E BA/BIBB-Bewerberbefragung 2008
Bei der BA/BIBB-Bewerberbefragung 2008 handelt es sich um eine schriftlich-postalische Repräsentativerhebung von rund 5.000 Personen. Grundgesamtheit waren diejenigen 620.002 Jugendlichen, die im Berichtsjahr 2007/2008 bei der Bundesagentur für Arbeit als Ausbildungsstellenbewerber und -bewerberinnen gemeldet waren und ihren Wohnsitz im Inland hatten. Die Stichprobe wurde von der BA gezogen. Die anonym durchgeführte Befragung fand von Ende November 2008 bis Anfang März 2009 statt. Insgesamt wurden 13.000 Personen angeschrieben. Die Auswahl erfolgte per Zufall unter Beteiligung aller Arbeitsagenturbezirke. Der Rücklauf betrug 5.167 (40 %). In die Auswertung gelangten 5.048 Bogen; ausgeschlossen wurden verspätet eingegangene, sehr unvollständig ausgefüllte Fragebogen und Bogen, die regional nicht eindeutig zugeordnet werden konnten. Die Ergebnisse wurden über eine Soll-Ist-Anpassung gewichtet und auf die Grundgesamtheit der Bewerber und Bewerberinnen mit inländischem Wohnsitz hochgerechnet. Hochrechnungsmerkmale waren die Herkunftsregion, das Geschlecht und die offizielle Verbleibseinstufung der Bewerber/-innen.54 Aufgrund des engen Zeitfensters, das für die Auswertung zur Verfügung stand, handelt es sich hier noch um vorläufige Ergebnisse.
Regionale Mobilität
Im Rahmen der BA/BIBB-Bewerberbefragung 2008 werden alle Jugendlichen als regional mobil bezeichnet, die sich auf Ausbildungsplätze bewarben, die mehr als 100 Kilometer von ihrem Heimatort entfernt lagen – und zwar ungeachtet der Tatsache, ob sie tatsächlich eine Berufsausbildung außerhalb der Heimatregion antraten.

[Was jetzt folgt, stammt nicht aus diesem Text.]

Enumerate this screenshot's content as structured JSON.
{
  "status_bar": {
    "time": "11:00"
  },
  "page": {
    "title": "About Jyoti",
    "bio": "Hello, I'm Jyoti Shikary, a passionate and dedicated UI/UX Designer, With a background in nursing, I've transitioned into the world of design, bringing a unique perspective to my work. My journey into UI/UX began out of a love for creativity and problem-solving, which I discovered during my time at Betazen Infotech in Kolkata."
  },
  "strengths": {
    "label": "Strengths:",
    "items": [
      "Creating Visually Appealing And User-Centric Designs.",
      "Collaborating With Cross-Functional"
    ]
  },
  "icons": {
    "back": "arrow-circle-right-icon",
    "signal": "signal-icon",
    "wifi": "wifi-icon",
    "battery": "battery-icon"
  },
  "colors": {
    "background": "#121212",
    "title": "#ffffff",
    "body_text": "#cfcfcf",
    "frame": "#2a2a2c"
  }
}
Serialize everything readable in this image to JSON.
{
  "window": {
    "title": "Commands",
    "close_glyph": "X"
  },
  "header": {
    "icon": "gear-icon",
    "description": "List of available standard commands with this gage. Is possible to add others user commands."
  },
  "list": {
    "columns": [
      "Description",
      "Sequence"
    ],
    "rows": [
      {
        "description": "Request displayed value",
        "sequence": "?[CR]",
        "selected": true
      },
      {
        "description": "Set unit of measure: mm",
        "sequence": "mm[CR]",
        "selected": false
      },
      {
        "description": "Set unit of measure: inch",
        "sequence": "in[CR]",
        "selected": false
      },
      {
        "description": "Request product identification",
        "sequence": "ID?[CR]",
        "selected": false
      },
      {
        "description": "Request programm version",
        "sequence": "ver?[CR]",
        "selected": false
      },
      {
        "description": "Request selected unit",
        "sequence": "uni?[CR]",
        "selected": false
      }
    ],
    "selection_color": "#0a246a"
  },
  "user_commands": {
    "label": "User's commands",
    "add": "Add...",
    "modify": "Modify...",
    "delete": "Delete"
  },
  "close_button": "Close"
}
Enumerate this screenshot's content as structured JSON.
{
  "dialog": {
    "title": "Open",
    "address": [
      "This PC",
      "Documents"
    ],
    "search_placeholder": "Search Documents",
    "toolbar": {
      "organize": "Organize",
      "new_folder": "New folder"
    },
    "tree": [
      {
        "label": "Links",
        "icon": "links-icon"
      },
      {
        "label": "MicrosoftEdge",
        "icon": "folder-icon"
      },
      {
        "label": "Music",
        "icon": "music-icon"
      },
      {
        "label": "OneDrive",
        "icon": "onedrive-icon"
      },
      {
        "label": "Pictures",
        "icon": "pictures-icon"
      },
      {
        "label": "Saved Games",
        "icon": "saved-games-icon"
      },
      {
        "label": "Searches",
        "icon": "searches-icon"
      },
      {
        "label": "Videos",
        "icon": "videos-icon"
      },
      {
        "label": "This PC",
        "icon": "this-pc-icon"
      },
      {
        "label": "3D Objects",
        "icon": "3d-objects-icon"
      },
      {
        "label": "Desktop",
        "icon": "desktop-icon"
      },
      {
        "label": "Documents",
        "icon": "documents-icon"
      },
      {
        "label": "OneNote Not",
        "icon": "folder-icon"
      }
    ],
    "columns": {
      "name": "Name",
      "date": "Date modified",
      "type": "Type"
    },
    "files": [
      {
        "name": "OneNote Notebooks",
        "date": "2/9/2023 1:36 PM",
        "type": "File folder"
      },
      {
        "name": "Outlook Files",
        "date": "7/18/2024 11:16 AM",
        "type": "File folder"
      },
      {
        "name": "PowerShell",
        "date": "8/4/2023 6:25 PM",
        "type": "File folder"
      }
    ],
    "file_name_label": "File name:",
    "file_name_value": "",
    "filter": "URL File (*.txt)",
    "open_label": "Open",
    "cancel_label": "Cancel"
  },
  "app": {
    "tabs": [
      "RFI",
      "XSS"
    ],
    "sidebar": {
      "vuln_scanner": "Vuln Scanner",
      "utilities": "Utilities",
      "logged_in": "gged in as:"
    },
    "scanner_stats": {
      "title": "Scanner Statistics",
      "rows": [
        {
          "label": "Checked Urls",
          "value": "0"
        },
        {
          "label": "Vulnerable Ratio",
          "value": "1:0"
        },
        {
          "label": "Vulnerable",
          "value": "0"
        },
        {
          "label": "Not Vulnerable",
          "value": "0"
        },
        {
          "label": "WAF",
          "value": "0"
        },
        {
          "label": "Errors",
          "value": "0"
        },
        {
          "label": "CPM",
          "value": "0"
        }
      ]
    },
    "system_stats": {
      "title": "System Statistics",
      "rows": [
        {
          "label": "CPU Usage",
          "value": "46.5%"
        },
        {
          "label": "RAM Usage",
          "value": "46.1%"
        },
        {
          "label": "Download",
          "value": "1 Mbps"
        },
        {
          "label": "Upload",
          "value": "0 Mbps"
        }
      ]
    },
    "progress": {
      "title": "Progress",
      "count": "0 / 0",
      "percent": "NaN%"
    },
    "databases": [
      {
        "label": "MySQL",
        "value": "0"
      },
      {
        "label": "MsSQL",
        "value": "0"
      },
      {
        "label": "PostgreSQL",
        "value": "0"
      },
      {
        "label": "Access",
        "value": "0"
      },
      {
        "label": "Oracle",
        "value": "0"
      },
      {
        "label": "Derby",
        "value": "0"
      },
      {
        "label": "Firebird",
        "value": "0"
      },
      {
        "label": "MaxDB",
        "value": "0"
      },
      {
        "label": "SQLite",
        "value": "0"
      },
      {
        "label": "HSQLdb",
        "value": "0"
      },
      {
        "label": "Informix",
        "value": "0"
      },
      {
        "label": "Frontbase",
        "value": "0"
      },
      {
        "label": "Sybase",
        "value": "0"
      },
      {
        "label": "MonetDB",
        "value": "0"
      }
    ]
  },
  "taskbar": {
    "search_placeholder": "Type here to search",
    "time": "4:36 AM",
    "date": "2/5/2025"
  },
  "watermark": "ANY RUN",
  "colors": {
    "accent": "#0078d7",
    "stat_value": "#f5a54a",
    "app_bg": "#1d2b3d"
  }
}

Übersicht A3.2-2: Ausmaß der regionalen Mobilität unter den gemeldeten Bewerber/-innen des Geschäftsjahres 2007/2008 nach Bundesländern
Quelle: BA/BIBB-Bewerberbefragung 2008
Übersicht A3.2-3: Einfluss situativer Merkmale auf die regionale Mobilität der gemeldeten Bewerber/-innen des Geschäftsjahres 2007/2008
* Es handelt sich hierbei um die Septemberzahlen 2008
Quelle: BA/BIBB-Bewerberbefragung 2008
Übersicht A3.2-4: Einfluss personenspezifischer Merkmale auf die regionale Mobilität der gemeldeten Bewerber/-innen des Geschäftsjahres 2007/2008
Quelle: BA/BIBB-Bewerberbefragung 2008
Umzug nach Ausbildungsbeginn
Neben der grundsätzlichen regionalen Mobilitätsbereitschaft wurde im Rahmen der BA/BIBB-Bewerberbefragung 2008 auch die tatsächlich realisierte Mobilität von Jugendlichen untersucht, die in eine Ausbildung eingemündet waren. Insgesamt hatten hochgerechnet 237.483 (38 %) Personen eine betriebliche Berufsausbildung begonnen. Von ihnen machten 223.440 (94 %) nähere Angaben dazu, wie weit die Wohnung, in der sie während der Arbeitswoche wohnen, von ihrem Ausbildungsbetrieb entfernt ist. Demnach müssen die meisten Ausbildungsanfänger und -anfängerinnen (30 %) bis zu 5 Kilometer überwinden. Für 20 % sind es 6 bis 10 Kilometer und für 26 % zwischen 11 und 20 Kilometer. Weitere 20 % der Jugendlichen pendeln täglich zwischen 21 und 50 Kilometer, 3 % zwischen 51 und 100 Kilometer und 0,3 % mehr als 100 Kilometer.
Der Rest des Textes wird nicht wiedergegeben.